@gry2000 & @amansingh - This project was never intended to be a “turnkey” replacement solution for watchpower but rather an integration to HA for those who have a Smart Home setup (So I’m expecting that you will have experience on how to setup and configure Home Assistant before using this solution).
It’s clearly obvious that there’s a few of you out there that just want the interface that’s in the screenshot’s in Github without having to worry about the whole Home Assistant setup - Perhaps you (or someone else who fits this use-case and is competent with Linux) should look at making some sort of simple Raspberry Pi “Image” for these users with plain Grafana, InfluxDB, and the voltronic-mqtt once you’ve mastered how to set it up) - At this stage, I’m not prepared (or interested) in maintaining such an image as I have no use for it myself - and frankly, if anything in my HA architecture is not running within Docker, I won’t use it as it’s to hard to backup and restore in the event of hardware failures (with exception of course to my esp8266’s / other IoT Hardware).

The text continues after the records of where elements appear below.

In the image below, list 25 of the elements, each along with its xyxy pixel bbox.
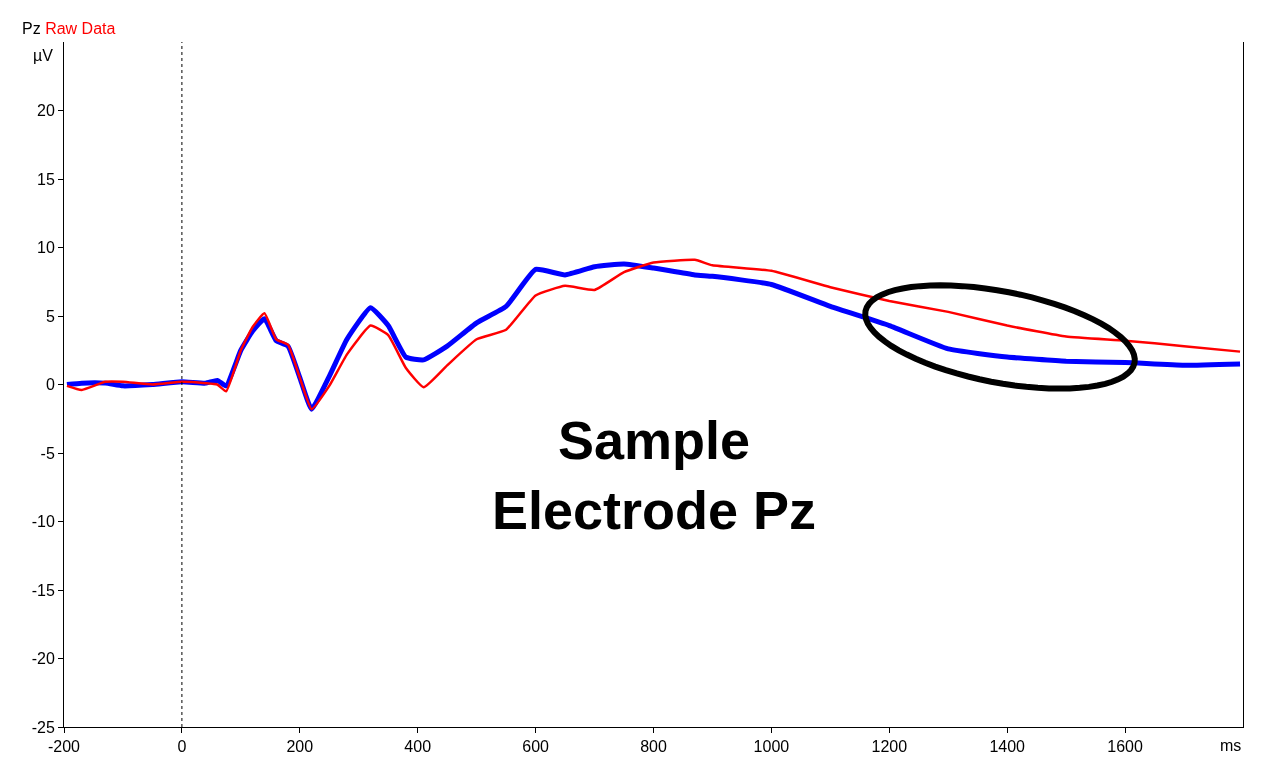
x-tick-label: 0 xyxy=(177,738,187,756)
y-tick-label: 15 xyxy=(37,170,55,188)
y-tick-label: -20 xyxy=(31,650,55,668)
y-tick-label: 5 xyxy=(45,307,55,325)
y-tick-label: -25 xyxy=(31,718,55,736)
x-tick-label: 200 xyxy=(286,738,314,756)
x-tick-label: 1200 xyxy=(871,738,908,756)
x-tick-label: -200 xyxy=(47,738,81,756)
y-tick-label: -10 xyxy=(31,513,55,531)
y-tick-label: -15 xyxy=(31,581,55,599)
x-tick-label: 800 xyxy=(640,738,667,756)
annotation: Sample Electrode Pz xyxy=(492,410,817,541)
x-tick-label: 1400 xyxy=(989,738,1026,756)
x-tick-label: 600 xyxy=(522,738,550,756)
text: Raw Data xyxy=(45,20,116,37)
y-tick-label: 0 xyxy=(45,376,55,394)
chart-title: Pz xyxy=(22,20,41,37)
x-axis-title: ms xyxy=(1220,737,1242,754)
x-tick-label: 1000 xyxy=(753,738,790,756)
y-tick-label: 20 xyxy=(37,102,55,120)
x-tick-label: 1600 xyxy=(1107,738,1143,756)
y-tick-label: -5 xyxy=(40,444,55,462)
x-tick-label: 400 xyxy=(404,738,432,756)
y-tick-label: 10 xyxy=(37,239,55,257)
y-axis-title: µV xyxy=(33,47,54,64)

Reading through your initial comments I see you’ve not read/followed/understood the Prerequisites & Configuration & Standing Up section of the readme which states that you need to set your “MQTT server’s IP/Host Name, Port, Credentials, HA topic, and name of the Inverter that you want displayed in Home Assistant” - So for anyone else with issues, please carefully read the readme before posting questions on the forum/github issues that are already covered in the readme.
Best of luck with your setup, at this stage I’d suggest you look at your logs in your failed container in Portainer and go from there, chances are you’ll need to double check your configuration and also that the image you’re pulling supports the architecture if your device (There’s multiple architectures that have been built on docker hub).
Lastly, if you’re using Portainer you won’t need watchtower since Portainer has the ability to ‘auto update’ containers when new releases are pushed to docker-hub… The docker-compose file that’s included on github is “lightweight & simple” so it can be easily deployed onto “lightweight” SBC devices in the field … I’d advise any users running this solution on “slow/low-end” devices to do without a container orchestration tool (Such as Swarm, Portainer, Kubernetes etc) since you’re probably only going to be a handful of containers on the device, and all these extra ‘tools’ will just slow down the SBC.
Note that if you’re plugging a regular computer into the inverter then you’ll probably be fine running everything with some sort of container orchestration tool - but this goes beyond the context of the setup guidelines outlined on the project’s github page.